Spending time with friends. Seeing people you care about shouldn’t be about wowing them with a four-course meal with fillet steaks and a bottle of Bollinger. (As if. Come to mine and it’s invariably a chicken curry, though there may be a nice piece of cheese from Indie Fude.) But seriously, going all out when you have people round only piles on the pressure and makes them resistant to hosting in return. If you’re a busy person and perhaps a working parent, just keep your expectations low and enjoy being with your guests.

Birthday gifts. Well, these can be an arse-ache when the kids are at primary school and you have half the class coming to the party. A mum in our daughter’s class suggested giving a fiver in a hand card card. How we embraced it!  It saves the aggravation of trailing round Smyths  and your stay mercifully clear of wrapping paper and plastic shite your child never wanted in the first place.

Check out Freecycle on line before you buy. There is a brilliant Freecycle scene here in Northern Ireland; and it’s where I got most of my hall furniture and a child’s bed.

Changing how I shop.  ‘Swap don’t shop’ and ‘rewearing is caring’ have become my favourite mantras. It’s important to dispel the notion that people, (usually girls,) feel that they have to have a different outfit for every evening out, and this has been exacerbated by Instagram. As a result, many young people subscribe to the notion that if it’s been worn once, then it’s finished with. What a nonsense! The earth can’t keep up with this idea, and so it’s time we consider other options. I love a good clothes swap, and recently attended one at the Lyric Theatre, hosted by  ‘The Homeless Period.’  It’s also an opportunity to do a clear out, and who doesn’t need that? ‘The Wardrobe’ on the Newtownards Road also hosts these, and it, along with Déjà Vu on the Lisburn Road, are excellent options for good quality second hand clothes. They are also on the look out for decent outfits which are still in good condition, so it’s worth approaching them with that outfit you bought for a wedding and know you’ll never wear again.

Recently I’ve become  obsessed with selling clothes via the Vinted app. It’s easy to use and I post the items off in recycled packaging, which gives me no end of pleasure since our house is full of it. My best (and only purchase from Vinted so far) was a warm winter coat from Next which I bought for £10. The buyer pays for the postage and I find this an easier way to sell than e-bay.

Insurance. Another quick way to keep a few extra pounds in your pocket is to challenge your home or car insurers when they send you the renewal letter. I never pay automatically; I pick up the phone, tell them I’m one of their loyalest customers and ask if they’ll do me a better deal. I usually save about £40 immediately, which I feel smug about for approximately five minutes until I remember that I need to get petrol. Back to that car pool idea then…

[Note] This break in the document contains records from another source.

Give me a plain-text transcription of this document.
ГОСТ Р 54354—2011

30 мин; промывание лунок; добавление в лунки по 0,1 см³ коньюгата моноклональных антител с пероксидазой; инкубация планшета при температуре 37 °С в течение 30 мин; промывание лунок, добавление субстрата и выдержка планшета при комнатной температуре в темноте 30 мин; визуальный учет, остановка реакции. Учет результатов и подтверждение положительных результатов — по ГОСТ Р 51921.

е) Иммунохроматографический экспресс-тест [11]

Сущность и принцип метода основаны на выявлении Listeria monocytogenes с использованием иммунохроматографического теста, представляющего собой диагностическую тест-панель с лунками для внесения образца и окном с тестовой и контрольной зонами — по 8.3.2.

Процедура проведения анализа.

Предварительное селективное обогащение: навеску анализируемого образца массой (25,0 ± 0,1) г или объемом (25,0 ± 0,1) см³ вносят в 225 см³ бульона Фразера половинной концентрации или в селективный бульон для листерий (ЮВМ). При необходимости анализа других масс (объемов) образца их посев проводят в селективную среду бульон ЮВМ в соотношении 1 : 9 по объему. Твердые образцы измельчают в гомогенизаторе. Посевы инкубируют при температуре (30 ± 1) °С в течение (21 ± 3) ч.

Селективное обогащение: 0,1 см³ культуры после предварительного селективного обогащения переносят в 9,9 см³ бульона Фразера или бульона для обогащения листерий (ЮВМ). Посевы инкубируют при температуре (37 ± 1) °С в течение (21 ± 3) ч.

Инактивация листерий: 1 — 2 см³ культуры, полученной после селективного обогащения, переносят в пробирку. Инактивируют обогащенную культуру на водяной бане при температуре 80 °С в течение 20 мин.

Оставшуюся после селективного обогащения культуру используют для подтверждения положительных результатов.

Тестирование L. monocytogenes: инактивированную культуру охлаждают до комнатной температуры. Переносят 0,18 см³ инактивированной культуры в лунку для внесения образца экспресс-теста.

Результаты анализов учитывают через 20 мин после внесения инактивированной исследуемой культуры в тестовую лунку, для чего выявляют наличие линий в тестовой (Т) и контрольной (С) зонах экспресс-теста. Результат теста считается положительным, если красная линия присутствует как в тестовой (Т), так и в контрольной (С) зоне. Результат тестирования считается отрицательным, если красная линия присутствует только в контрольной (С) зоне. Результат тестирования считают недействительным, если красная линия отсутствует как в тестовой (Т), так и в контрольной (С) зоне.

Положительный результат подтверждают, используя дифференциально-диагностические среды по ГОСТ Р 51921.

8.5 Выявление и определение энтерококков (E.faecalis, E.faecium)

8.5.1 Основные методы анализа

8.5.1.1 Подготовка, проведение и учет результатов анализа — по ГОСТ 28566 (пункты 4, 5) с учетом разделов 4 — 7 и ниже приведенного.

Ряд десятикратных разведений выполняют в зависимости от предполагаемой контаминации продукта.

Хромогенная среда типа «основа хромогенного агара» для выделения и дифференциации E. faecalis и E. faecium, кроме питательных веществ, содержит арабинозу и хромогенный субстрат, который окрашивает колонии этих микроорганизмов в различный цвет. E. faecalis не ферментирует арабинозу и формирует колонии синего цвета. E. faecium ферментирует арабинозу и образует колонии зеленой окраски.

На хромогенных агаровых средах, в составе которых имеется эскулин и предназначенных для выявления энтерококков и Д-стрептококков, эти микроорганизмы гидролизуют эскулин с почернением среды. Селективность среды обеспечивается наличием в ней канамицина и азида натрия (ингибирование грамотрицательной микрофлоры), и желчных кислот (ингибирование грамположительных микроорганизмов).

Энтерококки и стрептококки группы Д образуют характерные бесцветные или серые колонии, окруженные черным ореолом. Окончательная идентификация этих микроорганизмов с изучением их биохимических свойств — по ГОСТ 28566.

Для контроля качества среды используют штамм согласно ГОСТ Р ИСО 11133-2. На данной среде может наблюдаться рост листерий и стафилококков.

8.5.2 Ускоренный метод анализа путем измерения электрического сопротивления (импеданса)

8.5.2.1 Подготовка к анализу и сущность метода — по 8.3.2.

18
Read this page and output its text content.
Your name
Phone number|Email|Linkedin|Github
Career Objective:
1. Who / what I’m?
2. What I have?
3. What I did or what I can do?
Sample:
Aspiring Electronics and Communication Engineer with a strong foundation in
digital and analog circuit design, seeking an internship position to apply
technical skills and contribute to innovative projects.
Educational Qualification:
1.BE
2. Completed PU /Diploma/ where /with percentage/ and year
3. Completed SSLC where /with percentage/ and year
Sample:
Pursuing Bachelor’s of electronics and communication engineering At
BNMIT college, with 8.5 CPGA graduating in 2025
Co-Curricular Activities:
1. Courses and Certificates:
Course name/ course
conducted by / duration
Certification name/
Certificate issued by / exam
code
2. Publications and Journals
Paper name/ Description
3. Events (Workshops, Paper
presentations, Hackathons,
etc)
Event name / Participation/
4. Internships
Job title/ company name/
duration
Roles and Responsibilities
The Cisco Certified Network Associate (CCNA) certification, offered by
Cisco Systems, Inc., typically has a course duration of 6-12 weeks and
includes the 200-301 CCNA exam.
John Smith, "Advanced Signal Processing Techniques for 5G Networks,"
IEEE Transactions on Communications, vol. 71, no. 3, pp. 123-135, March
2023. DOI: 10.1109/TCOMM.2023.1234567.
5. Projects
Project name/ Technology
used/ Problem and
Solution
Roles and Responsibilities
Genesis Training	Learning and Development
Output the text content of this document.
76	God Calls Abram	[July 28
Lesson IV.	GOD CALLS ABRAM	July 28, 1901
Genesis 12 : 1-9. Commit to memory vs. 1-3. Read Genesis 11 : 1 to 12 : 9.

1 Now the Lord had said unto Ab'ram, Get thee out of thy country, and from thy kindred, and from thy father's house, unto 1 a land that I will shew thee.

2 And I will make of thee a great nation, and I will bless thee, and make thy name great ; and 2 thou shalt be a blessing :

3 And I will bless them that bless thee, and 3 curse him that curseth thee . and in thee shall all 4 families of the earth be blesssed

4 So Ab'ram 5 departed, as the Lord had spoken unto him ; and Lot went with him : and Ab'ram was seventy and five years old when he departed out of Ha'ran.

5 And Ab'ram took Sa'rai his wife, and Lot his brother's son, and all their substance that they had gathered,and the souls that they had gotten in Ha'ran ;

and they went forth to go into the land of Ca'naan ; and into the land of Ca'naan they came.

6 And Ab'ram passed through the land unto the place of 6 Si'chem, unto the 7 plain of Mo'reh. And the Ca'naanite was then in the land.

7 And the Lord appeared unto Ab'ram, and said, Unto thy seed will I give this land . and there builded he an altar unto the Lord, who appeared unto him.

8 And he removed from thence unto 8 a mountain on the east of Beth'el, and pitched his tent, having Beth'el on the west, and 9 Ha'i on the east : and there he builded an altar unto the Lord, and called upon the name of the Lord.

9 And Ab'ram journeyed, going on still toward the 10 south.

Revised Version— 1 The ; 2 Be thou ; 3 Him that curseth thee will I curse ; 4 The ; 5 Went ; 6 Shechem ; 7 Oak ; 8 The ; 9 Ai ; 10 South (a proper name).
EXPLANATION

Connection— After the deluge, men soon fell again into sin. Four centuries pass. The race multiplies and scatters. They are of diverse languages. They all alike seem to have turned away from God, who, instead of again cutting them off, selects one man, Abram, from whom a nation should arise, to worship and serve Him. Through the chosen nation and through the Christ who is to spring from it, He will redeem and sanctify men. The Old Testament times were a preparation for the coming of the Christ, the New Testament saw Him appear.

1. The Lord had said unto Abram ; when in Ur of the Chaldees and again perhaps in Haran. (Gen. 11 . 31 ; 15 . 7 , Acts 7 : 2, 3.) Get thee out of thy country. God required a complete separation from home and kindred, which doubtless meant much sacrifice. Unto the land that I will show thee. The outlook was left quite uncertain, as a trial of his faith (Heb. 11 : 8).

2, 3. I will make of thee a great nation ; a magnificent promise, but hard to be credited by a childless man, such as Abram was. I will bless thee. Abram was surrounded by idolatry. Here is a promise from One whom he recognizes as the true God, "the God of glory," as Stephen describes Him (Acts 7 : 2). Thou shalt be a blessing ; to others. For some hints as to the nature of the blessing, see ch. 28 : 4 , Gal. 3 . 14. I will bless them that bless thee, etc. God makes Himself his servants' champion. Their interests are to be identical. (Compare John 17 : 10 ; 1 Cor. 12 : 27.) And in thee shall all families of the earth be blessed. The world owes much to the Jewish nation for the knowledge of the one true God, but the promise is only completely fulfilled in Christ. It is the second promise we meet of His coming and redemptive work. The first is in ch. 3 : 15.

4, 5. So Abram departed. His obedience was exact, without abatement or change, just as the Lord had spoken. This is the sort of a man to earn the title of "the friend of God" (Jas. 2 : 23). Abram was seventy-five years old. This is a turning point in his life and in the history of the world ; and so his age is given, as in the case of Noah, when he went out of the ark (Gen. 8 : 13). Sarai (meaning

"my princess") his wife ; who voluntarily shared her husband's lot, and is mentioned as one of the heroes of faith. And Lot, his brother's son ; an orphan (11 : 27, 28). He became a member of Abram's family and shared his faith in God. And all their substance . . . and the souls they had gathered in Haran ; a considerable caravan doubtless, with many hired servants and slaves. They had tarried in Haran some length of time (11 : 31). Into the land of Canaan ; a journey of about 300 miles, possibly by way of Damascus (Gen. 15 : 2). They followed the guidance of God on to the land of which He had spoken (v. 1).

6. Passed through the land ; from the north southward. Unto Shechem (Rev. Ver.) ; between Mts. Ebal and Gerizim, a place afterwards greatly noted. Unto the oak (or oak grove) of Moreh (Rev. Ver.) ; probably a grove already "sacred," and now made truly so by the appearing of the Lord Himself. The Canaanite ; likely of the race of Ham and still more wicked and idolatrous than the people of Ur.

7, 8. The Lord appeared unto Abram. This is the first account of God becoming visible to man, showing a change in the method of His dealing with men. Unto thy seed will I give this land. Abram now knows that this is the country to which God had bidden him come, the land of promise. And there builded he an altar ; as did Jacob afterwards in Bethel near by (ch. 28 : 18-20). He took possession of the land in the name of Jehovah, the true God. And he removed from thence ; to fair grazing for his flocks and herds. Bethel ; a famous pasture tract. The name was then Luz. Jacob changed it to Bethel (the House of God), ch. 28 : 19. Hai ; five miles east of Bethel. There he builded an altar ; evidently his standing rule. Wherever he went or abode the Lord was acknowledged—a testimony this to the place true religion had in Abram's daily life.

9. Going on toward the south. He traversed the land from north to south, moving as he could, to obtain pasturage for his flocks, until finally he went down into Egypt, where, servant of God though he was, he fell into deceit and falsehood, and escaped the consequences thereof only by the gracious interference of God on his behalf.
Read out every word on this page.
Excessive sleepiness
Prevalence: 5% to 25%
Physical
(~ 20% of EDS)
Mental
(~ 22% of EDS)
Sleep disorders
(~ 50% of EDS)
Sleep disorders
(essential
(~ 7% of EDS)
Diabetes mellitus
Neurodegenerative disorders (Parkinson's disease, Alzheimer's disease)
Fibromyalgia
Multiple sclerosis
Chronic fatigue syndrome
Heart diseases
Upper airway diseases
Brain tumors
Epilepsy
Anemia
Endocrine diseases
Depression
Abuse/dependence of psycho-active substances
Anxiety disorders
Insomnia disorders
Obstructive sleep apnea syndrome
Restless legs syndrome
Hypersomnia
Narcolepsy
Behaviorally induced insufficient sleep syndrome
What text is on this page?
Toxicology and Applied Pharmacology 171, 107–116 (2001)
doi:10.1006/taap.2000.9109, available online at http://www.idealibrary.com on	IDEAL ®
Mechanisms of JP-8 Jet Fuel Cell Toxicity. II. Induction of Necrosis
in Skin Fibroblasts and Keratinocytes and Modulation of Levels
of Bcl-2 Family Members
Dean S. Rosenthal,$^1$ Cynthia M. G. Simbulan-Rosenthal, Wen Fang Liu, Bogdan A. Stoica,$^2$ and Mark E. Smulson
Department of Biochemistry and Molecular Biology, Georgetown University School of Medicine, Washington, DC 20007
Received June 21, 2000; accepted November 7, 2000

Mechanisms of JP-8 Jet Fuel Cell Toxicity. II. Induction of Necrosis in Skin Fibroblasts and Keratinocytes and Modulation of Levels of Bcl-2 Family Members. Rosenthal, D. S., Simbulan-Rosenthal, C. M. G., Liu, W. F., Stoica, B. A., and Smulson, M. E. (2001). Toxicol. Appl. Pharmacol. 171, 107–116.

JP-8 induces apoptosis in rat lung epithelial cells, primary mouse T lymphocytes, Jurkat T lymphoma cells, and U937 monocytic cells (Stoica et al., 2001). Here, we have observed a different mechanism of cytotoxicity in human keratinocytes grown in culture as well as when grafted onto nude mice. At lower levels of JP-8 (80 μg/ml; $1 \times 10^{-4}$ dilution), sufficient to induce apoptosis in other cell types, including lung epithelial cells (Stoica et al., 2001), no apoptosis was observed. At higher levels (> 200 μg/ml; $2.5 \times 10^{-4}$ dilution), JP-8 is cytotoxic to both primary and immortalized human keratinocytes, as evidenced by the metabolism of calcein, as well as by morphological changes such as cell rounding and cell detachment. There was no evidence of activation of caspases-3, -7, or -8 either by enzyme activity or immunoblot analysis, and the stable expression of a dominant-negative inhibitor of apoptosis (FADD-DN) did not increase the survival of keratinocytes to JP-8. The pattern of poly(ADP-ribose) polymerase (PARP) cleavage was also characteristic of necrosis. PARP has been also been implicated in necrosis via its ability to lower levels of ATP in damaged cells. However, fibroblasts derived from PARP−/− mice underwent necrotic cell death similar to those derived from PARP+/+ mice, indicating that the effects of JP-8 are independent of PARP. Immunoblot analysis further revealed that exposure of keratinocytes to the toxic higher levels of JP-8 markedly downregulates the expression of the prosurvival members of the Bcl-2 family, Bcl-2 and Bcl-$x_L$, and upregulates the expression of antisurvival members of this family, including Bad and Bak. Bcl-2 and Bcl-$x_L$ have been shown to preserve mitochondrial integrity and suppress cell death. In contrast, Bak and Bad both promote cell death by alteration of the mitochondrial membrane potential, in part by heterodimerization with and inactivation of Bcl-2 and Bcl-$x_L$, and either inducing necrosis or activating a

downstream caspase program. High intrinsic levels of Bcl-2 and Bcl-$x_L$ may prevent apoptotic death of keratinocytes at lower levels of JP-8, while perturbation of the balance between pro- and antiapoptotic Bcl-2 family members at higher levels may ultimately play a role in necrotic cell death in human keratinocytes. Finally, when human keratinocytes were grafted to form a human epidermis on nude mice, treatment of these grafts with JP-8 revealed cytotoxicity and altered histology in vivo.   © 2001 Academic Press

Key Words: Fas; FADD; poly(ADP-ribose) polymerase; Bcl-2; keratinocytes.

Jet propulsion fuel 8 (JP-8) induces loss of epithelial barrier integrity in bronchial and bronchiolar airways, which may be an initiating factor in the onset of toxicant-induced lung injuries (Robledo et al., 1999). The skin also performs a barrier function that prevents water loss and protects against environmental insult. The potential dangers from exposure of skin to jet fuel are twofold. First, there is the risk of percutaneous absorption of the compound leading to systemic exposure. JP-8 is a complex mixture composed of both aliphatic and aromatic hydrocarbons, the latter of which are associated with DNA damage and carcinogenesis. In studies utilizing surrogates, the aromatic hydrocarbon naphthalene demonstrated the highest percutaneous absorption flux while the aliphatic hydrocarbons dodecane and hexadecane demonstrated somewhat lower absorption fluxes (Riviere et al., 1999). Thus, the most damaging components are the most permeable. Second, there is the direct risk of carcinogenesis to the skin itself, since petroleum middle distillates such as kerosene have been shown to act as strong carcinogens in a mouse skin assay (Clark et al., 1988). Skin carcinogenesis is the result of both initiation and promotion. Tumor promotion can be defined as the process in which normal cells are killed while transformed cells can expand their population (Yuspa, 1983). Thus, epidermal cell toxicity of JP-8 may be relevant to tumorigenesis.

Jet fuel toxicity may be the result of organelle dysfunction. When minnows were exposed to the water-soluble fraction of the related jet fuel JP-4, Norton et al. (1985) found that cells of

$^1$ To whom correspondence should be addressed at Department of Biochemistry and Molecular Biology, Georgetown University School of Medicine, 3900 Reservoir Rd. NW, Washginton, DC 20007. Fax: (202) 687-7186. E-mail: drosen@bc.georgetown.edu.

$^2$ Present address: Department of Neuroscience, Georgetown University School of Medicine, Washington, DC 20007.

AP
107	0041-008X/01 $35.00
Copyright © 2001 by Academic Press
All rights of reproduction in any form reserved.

Seriously though; this is a dire situation for many and I appreciate that the struggle is going to be real. We will definitely be staying in more, especially if we want to afford a holiday. With that in mind, there are some lovely ideas in today’s Guardian about making your home a calmer place where you feel happy and relaxed. I know those adjectives may seem at odds with our current world climate, but as I said in last week’s post, we have to grab the good vibes where we can, and as programmes like The Home Edit can show us, some bright colours and a bit of organisation may just give us a tiny bit of the peace we crave.